Quali sono i dosaggi che vengono consigliati

Quali sono i dosaggi che vengono consigliati

Chiaramente è un medico che deve consigliare il dosaggio migliore in base alle caratteristiche e allo stato di salute del paziente. In ogni caso, quando l’obiettivo è quello di ritardare il ciclo mestruale, il dosaggio che di solito viene consigliato prevede l’assunzione di tre pillole ogni giorno: una al mattino, una al pomeriggio e una alla sera. La terapia dura tre giorni e deve essere iniziata esattamente tre giorni prima rispetto a quando è previsto l’inizio del ciclo mestruale. Questo medicinale deve essere assunto, tante volte, fino al momento in cui ci sono di nuovo le condizioni per affrontare il ciclo mestruale. Quest’ultimo, infatti, dovrebbe comparire circa tre giorni dopo quello in cui la terapia viene sospesa. Si consiglia, in ogni caso, di evitare l’assunzione di tale medicinale per più di due settimane di fila.

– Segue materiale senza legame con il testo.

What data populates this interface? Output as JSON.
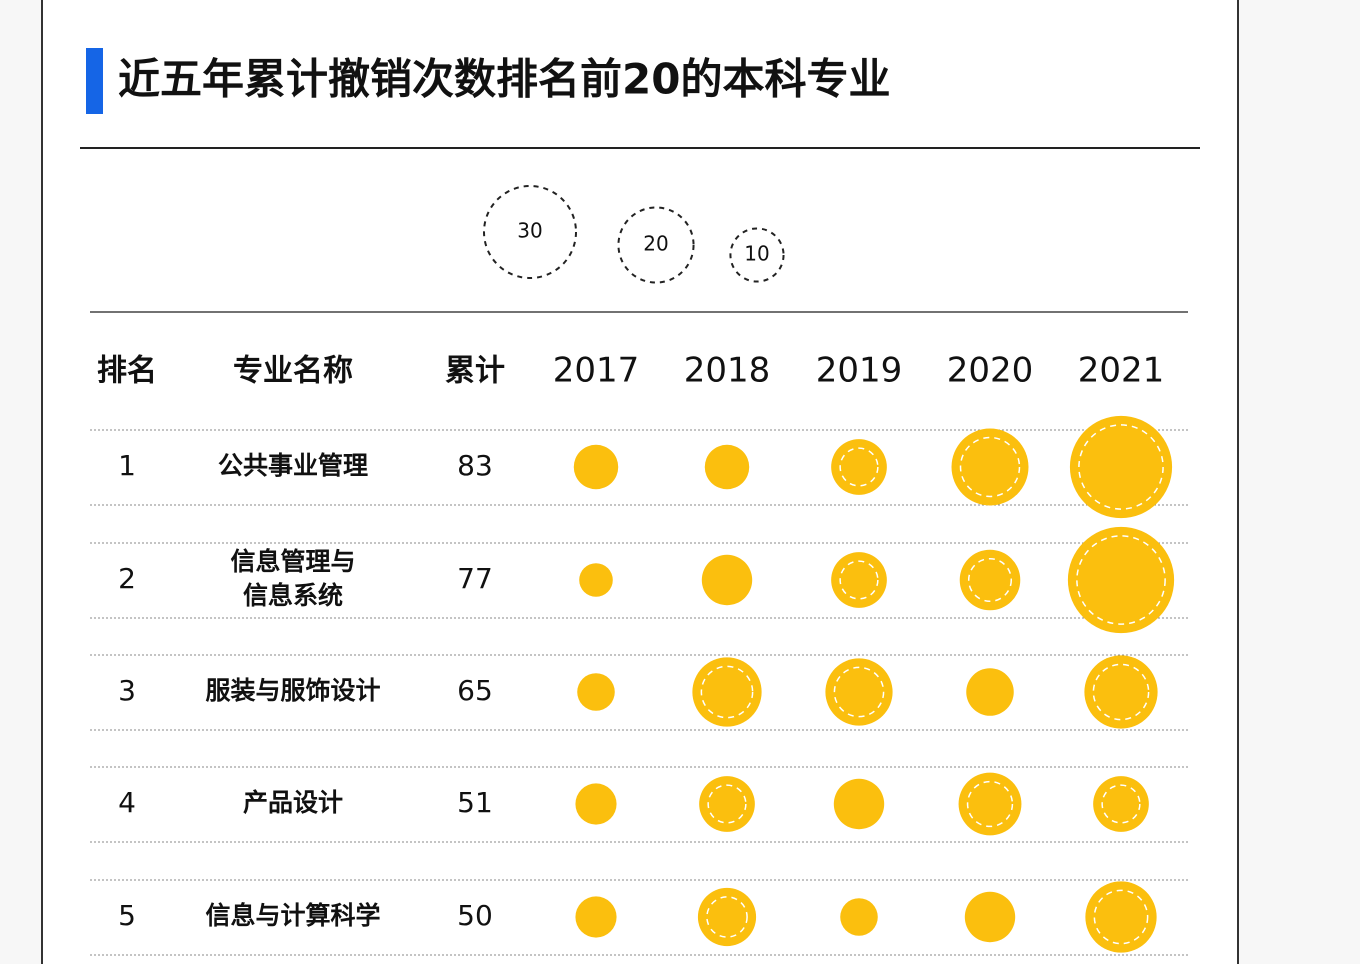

Quali sono i principali effetti collaterali

In alcuni casi un sovradosaggio di medicinali a base di noretisterone può comportare alcuni effetti collaterali, che insorgono piuttosto di frequente se il paziente presenta un’ipersensibilità o reazioni allergiche nei confronti del principio attivo. Tra i più importanti effetti collaterali troviamo il mal di testa, emicrania, nausea, alterazioni della libido, flatulenza, sonnolenza, emicrania e giramenti di testa. Tra gli effetti indesiderati che possono insorgere più di frequente troviamo anche sanguinamenti a livello uterino/vaginale, ma anche spotting, ovvero delle ridotte perdite di sangue intermestruali, così come ipomenorrea, in cui si riduce il flusso delle mestruazioni.